I feel pulled in many different directions here. My feeling also is if a patient escalates the Charge RN should give the checks to the LMCH's ( who cannot pull meds) and have me pull emergency medications.(Also last evening I had a diabetic patient with a very high blood sugar.... but oh wait... Stop everything , I have to do safety checks! )

I have NEVER worked anywhere that is not the expectation.

If I am wrong about this please feel fee to share.

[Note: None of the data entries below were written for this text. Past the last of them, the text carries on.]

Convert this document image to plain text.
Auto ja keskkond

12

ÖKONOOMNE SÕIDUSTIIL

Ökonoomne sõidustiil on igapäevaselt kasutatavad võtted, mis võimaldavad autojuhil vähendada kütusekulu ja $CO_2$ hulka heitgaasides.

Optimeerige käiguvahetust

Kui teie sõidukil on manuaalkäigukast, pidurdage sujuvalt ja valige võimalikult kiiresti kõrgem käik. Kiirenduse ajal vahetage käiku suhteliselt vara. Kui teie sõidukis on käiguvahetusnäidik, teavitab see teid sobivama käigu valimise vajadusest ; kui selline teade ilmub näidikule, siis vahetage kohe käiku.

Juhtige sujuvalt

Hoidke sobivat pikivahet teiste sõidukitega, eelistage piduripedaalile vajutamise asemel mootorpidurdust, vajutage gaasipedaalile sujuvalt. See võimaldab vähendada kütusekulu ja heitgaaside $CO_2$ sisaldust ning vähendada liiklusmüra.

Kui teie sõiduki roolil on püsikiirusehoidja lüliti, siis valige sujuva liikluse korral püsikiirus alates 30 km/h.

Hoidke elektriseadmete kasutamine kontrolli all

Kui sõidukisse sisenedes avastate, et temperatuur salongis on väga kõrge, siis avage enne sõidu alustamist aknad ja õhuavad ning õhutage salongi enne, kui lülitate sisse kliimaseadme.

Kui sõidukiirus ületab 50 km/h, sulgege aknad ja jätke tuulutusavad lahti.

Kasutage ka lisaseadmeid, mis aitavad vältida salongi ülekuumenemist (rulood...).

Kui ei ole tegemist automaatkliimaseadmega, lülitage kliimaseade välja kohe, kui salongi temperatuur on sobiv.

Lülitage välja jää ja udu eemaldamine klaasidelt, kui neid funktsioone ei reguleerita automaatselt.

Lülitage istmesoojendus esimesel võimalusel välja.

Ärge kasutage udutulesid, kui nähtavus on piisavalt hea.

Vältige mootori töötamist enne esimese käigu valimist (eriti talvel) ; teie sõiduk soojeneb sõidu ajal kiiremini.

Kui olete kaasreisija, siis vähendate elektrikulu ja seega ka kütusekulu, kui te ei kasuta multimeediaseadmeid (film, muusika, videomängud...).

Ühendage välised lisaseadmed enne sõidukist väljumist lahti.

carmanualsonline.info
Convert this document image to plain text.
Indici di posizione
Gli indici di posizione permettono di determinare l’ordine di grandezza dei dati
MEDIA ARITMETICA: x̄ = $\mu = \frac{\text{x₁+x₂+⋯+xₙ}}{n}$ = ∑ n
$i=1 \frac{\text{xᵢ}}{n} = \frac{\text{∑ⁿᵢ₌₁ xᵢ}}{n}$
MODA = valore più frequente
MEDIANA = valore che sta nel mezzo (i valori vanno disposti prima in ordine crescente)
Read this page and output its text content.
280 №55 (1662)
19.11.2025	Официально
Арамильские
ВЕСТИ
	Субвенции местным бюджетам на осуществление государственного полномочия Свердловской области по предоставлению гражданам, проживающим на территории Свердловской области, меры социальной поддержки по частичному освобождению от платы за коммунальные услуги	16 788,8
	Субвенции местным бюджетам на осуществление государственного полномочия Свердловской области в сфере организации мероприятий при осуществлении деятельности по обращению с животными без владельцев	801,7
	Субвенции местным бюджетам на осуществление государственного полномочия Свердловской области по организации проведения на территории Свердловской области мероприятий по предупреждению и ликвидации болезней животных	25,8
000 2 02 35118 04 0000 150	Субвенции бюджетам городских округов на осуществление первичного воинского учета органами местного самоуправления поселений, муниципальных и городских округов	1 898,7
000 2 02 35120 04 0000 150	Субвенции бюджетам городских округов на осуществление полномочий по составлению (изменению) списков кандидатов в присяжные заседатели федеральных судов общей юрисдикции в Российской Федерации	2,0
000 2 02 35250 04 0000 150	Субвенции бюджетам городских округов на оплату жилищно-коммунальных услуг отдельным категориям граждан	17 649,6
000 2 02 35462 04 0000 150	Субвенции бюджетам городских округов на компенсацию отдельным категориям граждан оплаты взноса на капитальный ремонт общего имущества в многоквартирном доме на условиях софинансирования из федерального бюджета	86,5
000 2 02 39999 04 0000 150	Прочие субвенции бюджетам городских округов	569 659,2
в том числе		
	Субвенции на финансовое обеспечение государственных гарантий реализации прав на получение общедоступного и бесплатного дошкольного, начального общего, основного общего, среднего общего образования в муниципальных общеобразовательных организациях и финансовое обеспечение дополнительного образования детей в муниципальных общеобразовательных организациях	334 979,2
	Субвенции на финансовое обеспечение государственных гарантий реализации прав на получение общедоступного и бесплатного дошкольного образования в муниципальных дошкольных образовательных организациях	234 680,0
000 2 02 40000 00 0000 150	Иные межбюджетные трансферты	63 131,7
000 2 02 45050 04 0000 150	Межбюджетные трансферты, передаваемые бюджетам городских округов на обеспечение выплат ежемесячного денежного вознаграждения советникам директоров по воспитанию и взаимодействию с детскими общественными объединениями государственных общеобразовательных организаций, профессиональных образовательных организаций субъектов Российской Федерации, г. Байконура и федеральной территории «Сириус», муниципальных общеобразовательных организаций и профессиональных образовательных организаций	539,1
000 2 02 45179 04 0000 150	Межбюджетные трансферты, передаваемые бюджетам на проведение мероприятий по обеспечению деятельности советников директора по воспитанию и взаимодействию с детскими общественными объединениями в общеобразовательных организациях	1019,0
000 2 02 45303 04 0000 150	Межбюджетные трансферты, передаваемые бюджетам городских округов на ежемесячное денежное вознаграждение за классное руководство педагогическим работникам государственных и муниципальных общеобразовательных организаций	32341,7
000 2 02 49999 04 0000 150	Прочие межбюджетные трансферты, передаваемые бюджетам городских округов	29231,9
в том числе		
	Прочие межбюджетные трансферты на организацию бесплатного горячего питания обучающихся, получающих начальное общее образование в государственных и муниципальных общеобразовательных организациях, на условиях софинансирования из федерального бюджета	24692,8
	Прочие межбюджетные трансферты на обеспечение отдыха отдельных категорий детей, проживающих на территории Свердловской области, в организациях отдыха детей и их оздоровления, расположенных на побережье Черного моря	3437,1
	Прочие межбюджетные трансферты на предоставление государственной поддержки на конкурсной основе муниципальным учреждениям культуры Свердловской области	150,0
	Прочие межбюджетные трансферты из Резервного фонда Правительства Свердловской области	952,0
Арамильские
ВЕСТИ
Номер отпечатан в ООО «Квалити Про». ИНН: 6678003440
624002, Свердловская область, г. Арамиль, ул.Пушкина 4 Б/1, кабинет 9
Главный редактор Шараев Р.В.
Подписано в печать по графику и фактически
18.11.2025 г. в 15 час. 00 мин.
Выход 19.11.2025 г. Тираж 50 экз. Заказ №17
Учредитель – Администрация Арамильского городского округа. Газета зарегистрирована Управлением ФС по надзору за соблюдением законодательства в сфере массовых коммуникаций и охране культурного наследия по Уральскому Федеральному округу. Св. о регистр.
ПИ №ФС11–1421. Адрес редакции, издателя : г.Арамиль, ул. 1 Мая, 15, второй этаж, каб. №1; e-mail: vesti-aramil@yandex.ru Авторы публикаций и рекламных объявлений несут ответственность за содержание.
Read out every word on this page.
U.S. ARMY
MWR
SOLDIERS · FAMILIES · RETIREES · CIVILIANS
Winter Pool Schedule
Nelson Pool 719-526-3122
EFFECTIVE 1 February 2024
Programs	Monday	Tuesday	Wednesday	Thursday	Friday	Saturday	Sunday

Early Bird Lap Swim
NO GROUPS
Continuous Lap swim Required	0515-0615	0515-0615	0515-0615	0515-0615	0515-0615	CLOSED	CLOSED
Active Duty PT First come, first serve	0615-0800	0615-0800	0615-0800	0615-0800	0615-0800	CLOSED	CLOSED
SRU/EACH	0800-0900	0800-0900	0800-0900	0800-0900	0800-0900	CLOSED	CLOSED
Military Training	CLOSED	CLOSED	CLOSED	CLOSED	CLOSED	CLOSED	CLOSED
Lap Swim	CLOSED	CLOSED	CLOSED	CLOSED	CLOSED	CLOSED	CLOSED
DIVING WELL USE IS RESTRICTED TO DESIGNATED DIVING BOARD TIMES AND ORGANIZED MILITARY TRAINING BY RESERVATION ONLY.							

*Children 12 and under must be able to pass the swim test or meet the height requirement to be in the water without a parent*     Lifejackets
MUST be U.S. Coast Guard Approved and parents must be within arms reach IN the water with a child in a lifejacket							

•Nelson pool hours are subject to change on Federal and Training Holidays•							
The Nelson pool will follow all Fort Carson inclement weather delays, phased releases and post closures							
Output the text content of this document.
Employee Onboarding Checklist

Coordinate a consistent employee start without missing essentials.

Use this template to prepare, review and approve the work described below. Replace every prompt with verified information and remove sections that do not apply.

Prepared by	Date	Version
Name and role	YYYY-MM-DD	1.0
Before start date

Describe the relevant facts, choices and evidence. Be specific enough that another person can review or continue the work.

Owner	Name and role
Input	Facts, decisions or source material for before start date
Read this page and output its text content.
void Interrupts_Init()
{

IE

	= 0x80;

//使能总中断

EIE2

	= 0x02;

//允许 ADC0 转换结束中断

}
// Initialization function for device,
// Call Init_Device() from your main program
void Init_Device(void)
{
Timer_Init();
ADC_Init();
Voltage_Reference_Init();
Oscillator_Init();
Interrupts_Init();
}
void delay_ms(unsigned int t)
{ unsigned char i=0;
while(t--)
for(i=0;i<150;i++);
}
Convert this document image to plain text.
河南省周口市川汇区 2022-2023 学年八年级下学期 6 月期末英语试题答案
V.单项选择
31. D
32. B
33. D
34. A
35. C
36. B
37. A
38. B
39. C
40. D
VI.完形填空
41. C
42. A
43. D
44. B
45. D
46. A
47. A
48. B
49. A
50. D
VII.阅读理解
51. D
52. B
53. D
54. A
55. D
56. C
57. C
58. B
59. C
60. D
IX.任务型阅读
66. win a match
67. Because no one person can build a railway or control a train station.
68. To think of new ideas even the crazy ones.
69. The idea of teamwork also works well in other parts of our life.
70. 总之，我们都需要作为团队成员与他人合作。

I am humbling asking what other peoples experiences are in this and thoughts?

Specializes in Psych.

Why can't the charge pass a prn or two while you are doing safety checks. I know our 7-3 shift is great for the I'm not the med nurse when someone asks for a Tylenol or whatever and the med nurse is busy. It upsets me when the other nurses in the station wont. We have been told repeatedly by management

that any nurse can give meds if needed. Heck I pass pm pills on patients of the med nurse has went to the bathroom or whatever if he patient asks for it.